Following Mahlon Haines’ offer to donate the lot catty-corner from the school for a fire hall, he seems to increase his fund raising assistance to the fire company. There were a host of events, at the Haines Race Track, after it opens in June of 1928, which were staged for the benefit of Springetts Fire Company’s New Home. The following Labor Day events at Haines Park in 1929 is typical:
However in 1931, per that history of the Springetts Fire Company, “the governing body of the now prosperous Fire Company decided that the location of the proposed fire hall should be on the main thoroughfare, i.e., U.S. Route 30, which is now Pennsylvania Route 462. Consequently, the plot of ground donated by Mr. Haines was offered as part payment for a larger plot of ground on the southern side of the highway at the western end of Yorkshire. The advantages of this location were very apparent because the fire hall would be nearer to the rapidly growing East York community, an area of Springettsbury Township also in need of fire protection.”
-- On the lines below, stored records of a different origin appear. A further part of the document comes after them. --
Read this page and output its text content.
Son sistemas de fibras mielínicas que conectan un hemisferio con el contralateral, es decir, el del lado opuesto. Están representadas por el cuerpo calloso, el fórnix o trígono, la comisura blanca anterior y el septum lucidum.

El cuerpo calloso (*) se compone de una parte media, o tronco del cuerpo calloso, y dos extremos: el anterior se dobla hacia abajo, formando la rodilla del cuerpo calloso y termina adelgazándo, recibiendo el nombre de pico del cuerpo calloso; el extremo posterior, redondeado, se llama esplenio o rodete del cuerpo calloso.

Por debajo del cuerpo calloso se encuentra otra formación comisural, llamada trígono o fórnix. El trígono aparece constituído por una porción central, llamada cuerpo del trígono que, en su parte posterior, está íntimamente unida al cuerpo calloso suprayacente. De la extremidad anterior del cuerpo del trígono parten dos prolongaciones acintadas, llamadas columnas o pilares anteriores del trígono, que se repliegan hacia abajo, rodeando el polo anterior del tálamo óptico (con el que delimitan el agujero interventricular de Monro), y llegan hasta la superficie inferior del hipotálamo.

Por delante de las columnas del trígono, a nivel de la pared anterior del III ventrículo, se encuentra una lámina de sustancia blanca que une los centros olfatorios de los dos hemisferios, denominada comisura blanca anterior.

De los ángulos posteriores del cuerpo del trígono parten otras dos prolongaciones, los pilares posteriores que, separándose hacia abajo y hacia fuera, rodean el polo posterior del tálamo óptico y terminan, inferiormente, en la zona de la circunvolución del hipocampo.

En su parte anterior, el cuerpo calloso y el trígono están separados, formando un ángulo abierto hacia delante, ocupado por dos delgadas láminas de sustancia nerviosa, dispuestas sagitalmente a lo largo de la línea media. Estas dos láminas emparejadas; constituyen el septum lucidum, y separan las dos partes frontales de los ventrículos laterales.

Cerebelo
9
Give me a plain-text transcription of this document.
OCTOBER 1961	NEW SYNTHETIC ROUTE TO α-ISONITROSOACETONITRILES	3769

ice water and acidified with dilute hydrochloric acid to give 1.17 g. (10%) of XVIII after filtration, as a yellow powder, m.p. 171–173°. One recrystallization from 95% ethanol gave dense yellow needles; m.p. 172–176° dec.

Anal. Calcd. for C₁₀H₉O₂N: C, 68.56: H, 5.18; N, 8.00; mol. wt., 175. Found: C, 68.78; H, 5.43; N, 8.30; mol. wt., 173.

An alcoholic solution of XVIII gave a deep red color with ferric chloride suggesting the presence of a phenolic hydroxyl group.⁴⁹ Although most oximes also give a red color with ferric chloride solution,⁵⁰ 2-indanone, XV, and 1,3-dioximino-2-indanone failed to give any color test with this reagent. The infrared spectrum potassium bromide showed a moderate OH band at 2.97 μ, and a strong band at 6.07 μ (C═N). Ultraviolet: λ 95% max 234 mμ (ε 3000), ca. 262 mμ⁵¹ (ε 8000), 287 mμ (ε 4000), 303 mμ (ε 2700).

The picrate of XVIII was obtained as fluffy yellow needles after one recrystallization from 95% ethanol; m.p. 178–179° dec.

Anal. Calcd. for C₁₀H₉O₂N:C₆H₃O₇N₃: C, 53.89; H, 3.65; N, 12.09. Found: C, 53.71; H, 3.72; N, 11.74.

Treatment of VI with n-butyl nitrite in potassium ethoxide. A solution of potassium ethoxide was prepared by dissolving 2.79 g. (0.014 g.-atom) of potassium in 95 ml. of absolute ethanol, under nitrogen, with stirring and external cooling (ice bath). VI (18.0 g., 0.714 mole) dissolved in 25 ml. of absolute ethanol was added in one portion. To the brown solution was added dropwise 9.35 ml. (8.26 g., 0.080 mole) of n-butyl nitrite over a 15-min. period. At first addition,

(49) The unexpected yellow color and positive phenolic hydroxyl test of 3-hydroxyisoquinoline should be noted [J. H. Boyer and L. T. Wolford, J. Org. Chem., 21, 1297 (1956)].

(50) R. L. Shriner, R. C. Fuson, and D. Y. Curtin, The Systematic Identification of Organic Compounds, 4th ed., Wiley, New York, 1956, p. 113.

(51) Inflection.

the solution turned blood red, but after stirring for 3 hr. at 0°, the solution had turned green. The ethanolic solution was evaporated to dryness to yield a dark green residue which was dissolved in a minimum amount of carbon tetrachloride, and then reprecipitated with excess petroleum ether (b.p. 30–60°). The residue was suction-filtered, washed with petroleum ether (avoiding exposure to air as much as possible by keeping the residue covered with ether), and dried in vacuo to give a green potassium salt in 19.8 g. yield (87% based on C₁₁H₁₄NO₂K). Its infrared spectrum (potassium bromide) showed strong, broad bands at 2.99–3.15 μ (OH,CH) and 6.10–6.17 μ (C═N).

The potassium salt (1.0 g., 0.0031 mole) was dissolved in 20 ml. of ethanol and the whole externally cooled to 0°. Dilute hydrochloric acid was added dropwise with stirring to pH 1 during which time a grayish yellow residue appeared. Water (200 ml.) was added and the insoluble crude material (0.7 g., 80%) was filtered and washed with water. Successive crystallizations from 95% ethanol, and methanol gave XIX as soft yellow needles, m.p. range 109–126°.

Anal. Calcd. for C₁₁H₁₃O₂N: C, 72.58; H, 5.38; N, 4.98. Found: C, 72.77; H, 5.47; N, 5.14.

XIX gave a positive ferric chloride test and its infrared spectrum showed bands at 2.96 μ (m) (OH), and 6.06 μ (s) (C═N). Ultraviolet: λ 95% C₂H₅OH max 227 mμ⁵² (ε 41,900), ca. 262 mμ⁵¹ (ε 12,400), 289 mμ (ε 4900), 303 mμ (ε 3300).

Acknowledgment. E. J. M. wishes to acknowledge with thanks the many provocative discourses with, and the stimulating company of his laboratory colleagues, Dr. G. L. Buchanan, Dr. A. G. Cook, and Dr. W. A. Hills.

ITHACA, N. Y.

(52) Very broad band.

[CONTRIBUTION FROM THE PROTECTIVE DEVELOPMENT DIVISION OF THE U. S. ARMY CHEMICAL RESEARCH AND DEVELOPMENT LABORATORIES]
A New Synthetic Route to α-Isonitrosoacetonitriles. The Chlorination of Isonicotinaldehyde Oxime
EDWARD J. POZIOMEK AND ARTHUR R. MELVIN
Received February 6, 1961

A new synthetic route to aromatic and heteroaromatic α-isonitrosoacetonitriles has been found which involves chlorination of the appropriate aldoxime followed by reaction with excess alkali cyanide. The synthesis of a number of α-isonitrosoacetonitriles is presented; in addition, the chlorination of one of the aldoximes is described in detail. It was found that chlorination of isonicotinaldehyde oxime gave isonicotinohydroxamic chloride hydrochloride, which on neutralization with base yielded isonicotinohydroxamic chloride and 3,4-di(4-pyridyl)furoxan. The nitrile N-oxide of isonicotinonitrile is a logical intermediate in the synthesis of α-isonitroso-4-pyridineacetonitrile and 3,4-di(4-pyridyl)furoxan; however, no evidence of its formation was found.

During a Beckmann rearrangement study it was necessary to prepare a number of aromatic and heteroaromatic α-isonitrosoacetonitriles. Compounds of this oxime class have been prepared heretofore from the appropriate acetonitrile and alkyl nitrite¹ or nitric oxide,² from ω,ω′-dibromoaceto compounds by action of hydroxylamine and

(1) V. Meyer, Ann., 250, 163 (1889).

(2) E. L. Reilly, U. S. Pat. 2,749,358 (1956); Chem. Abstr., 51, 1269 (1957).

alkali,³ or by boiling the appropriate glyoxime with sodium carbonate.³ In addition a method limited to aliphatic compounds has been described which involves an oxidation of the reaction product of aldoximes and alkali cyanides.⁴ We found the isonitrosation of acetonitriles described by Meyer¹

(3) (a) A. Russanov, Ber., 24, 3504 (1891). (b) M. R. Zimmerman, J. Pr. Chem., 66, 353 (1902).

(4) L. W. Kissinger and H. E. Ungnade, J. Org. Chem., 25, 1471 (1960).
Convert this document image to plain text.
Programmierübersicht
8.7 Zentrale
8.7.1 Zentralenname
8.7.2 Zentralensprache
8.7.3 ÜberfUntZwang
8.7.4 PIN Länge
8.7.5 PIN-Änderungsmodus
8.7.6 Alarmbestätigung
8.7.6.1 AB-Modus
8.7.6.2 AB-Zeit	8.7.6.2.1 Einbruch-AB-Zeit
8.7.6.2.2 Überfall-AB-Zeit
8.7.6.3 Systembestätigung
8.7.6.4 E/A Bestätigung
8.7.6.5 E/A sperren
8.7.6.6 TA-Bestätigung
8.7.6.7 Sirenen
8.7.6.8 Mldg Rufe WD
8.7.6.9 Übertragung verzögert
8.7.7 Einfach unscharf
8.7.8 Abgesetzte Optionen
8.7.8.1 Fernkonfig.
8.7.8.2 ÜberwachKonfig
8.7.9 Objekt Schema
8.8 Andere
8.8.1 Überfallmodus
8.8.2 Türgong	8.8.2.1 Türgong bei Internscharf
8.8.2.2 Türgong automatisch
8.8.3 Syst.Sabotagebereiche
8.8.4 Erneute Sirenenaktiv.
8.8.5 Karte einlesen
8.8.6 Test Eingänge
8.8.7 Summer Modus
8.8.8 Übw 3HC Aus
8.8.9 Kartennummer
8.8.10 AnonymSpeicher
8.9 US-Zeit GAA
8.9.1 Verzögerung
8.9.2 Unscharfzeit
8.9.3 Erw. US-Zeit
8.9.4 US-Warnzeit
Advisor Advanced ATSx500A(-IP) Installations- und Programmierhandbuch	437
“In July 1931 the Springetts Fire Company building was completed at a cost of $10,000.00. Mr. Haines was the financial benefactor and advisor to the construction.” That location served as a fire hall from 1931 until 1958; and the building still stands at 2914 East Market Street.
In October of 1958, after a new fire station was built on the northeast corner of Mills and Market Streets the original fire hall was sold. For roughly 27 years, the 1931 Firehouse, at 2914 East Market Street, had been used as a fire station. Raymond L. Wilhide was the next owner, he initially operated a Used Car Lot on the premises; however by 1960, Ray and his wife Helen turned the old fire station into, what else, the Fire House Tavern. Ray and Helen Wilhide operated the Fire House Tavern until about 1977.
About 1978, ownership of 2914 East Market Street passed to David and Betty Moul. They changed the name of the tavern to the Woozy Moose. The Woozy Moose Tavern operated for approximately four years.
Just about 1882, ownership of building changed hands again. Casablanca Restaurant & Lounge was the new name; with Carolyn J. Dietz the manager. Casablanca Restaurant & Lounge operated for nearly nine years.
Roughly in 1991, the building becomes Quick Six Beer & Food and eventually became Quick Six II. In the last 20 years the businesses in the old Fire Hall, have ranged from Thirsty’s Quick Stop to Guapo’s Famous Philly Cheesesteaks.
Click on this LINK for a yorkblog.com Full View of the photos and illustrations in this post.
Links to other posts in this series will be enabled, as those posts are made:
Stop 5—Lyndhurst canopy of Sycamore trees with a wide variety of architectural styles.
Stop 6—Location and stories of the Yorkshire Ranch barn.
Stop 7—Location and stories of the Yorkshire Ranch farmhouse.
Stop 8—Restrictions in the earliest Yorkshire deeds.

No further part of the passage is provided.